El primero iba a Melbourne.
—Hala, nos vamos para Australia. A criar ovejas.
Llegaron a la capital de Victoria, se alojaron en el mejor hotel y Midas se dedicó a buscar un sitio para vivir.
Se tomo su tiempo. No había prisa y además el estado era tan inmenso que costaba elegir un sitio idóneo.
En el suroeste de Victoria, encontró al fin, una granja y allá se fue a criar corderos para carne. La zona disfrutaba de abundantes lluvias, así que además de ganado, había una extensa plantación de frutales delante de la casa.
Entre ellos había unos cuantos  Cinnamomun casia o canela de China,  traídos de Sri Lanka por el antiguo propietario y cientos de frambuesos o sangüesos.
Los aromas y las flores eran variados también, aunque sólo en primavera. Y el mar, aunque vivían en una isla, ni se adivinaba.
Como no podía ser de otra manera, tratándose de Midas, la cría de corderos marchaba viento en popa.
Por si no fuera bastante, un año la cosecha de frambuesas fue desbordante. Tanto que no sabían qué hacer con el excedente. Midas recordó las confituras de su abuela y tuvo una idea:
—Haremos mermeladas  —le dijo al encargado del huerto.
—Cocemos la fruta con azúcar, mitad y mitad.
Se pusieron manos a la obra. Como ese año, gracias a la lluvia los árboles de la canela se habían puesto exuberantes, las ramas estaban henchidas y la cosecha fue magnífica también. Así que  el encargado sin encomendarse ni a Dios ni al Diablo, sustituyó el azúcar, que no producían, por canela. El resultado fue una mermelada muy especial con un sabor peculiar mezcla de frambuesa y canela.

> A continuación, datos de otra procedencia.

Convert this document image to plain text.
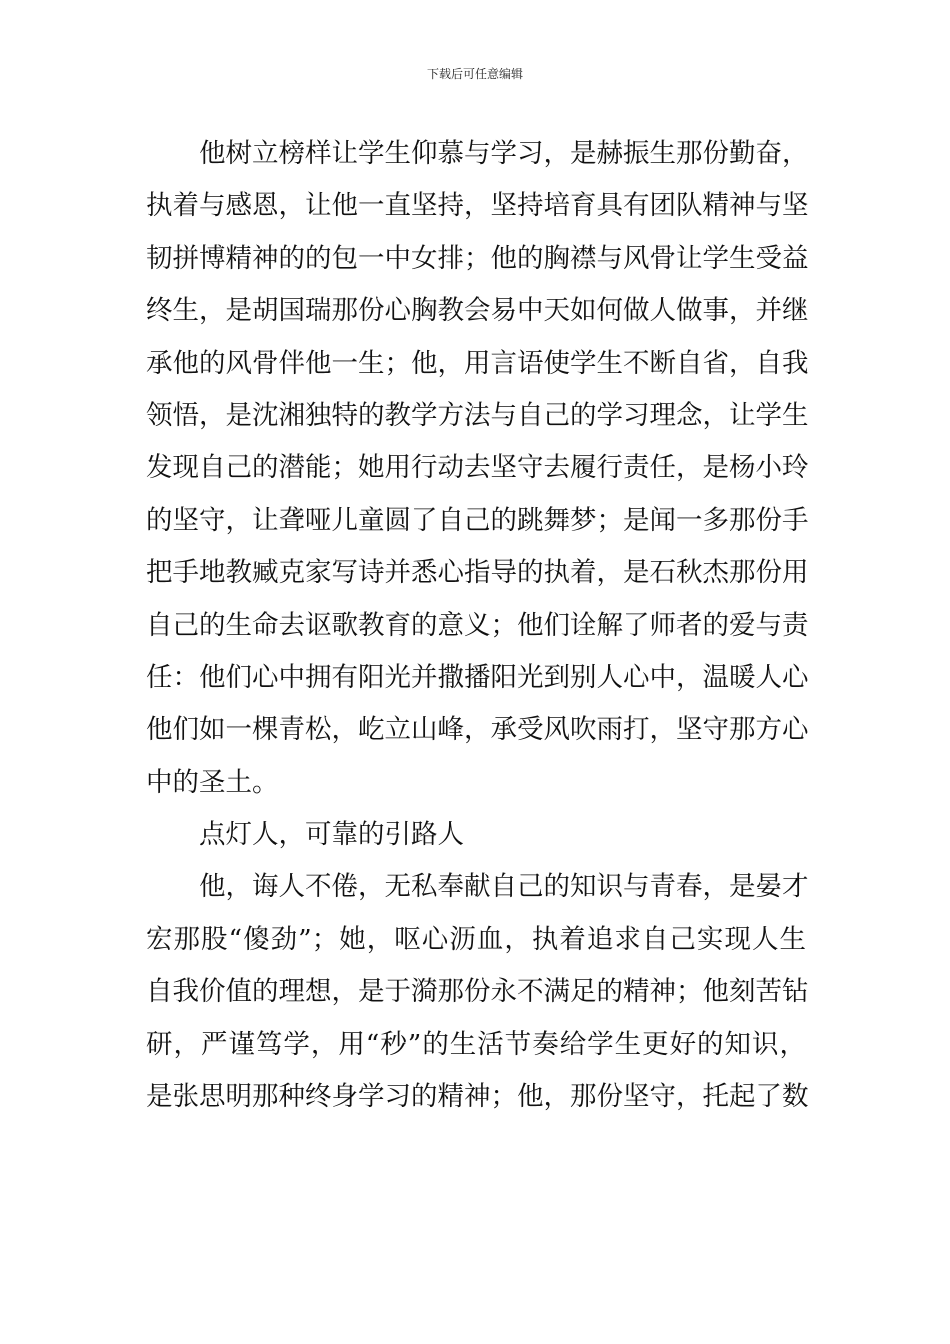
下载后可任意编辑
他树立榜样让学生仰慕与学习，是赫振生那份勤奋，
执着与感恩，让他一直坚持，坚持培育具有团队精神与坚
韧拼博精神的的包一中女排；他的胸襟与风骨让学生受益
终生，是胡国瑞那份心胸教会易中天如何做人做事，并继
承他的风骨伴他一生；他，用言语使学生不断自省，自我
领悟，是沈湘独特的教学方法与自己的学习理念，让学生
发现自己的潜能；她用行动去坚守去履行责任，是杨小玲
的坚守，让聋哑儿童圆了自己的跳舞梦；是闻一多那份手
把手地教臧克家写诗并悉心指导的执着，是石秋杰那份用
自己的生命去讴歌教育的意义；他们诠解了师者的爱与责
任：他们心中拥有阳光并撒播阳光到别人心中，温暖人心
他们如一棵青松，屹立山峰，承受风吹雨打，坚守那方心
中的圣土。
点灯人，可靠的引路人
他，诲人不倦，无私奉献自己的知识与青春，是晏才
宏那股“傻劲”；她，呕心沥血，执着追求自己实现人生
自我价值的理想，是于漪那份永不满足的精神；他刻苦钻
研，严谨笃学，用“秒”的生活节奏给学生更好的知识，
是张思明那种终身学习的精神；他，那份坚守，托起了数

Midas dio orden de que se repartiera, como obsequio, a los granjeros en la reunión anual de criadores ovinos de la zona.

Dos días después su secretario entró en el comedor mientras estaba desayunando con sus mujeres, con cara de susto.
—Mister García, venga a ver esto, please.
Midas se asomó al ventanal y se quedó atónito. Una fila inmensa de Jeeps de todos los colores estaba aparcada desde enfrente de la casa hasta perderse en el horizonte. Eran tantos que el final no se divisaba.
Se le vino a la memoria las cuerdas llenas de banderitas de colores que adornaban su calle en las verbenas de verano. También se le vinieron otros recuerdos más recientes y menos agradables.
—¿Qué ha pasado?
El secretario se encogió de hombros.
—Bajemos a ver qué sucede.
Cuando llegaron al patio, vieron a los granjeros con cara de felicidad lo mismo que sus mujeres, colocados por parejas delante de sus Jeeps. Al ver a Midas prorrumpieron en aplausos y hurras.
—¿Que sucede?
Las mujeres se acercaban a Midas y le tocaban en una mezcla de caricia y veneración, con una sonrisa de oreja a oreja.
Los hombres, con igual sonrisa, le daban palmadas en la espalda o cachetitos en la cara.
Midas no entendía nada.
Por fin el secretario llegó con la explicación:
—Ha sido la mermelada
—¿Como dices?
—La mermelada, mister García. Parece ser que ha tenido un incontestable efecto afrodisíaco. Esta gente ha recuperado poderes y placeres que hacía años no disfrutaban y que creían perdidos para siempre. Quieren nombrarle benefactor de la humanidad.
Quieren hacerle un monumento, quieren….

Midas no se lo podía creer. Tardó un tiempo en reaccionar.
—Vamos a ver Simpson, que les repartan toda la mermelada mas la canela que aún tenemos y que les den la receta.
—Si, señor….Señor, ¿se da cuenta que esto sería un gran negocio?
—Haga lo que le he dicho. Y dígale a Harris que prepare el helicóptero.
Cuando entró de nuevo en la casa, dijo a sus mujeres:
Chicas: preparaos. Vamos a salir de viaje. Aquí ya no tenemos futuro.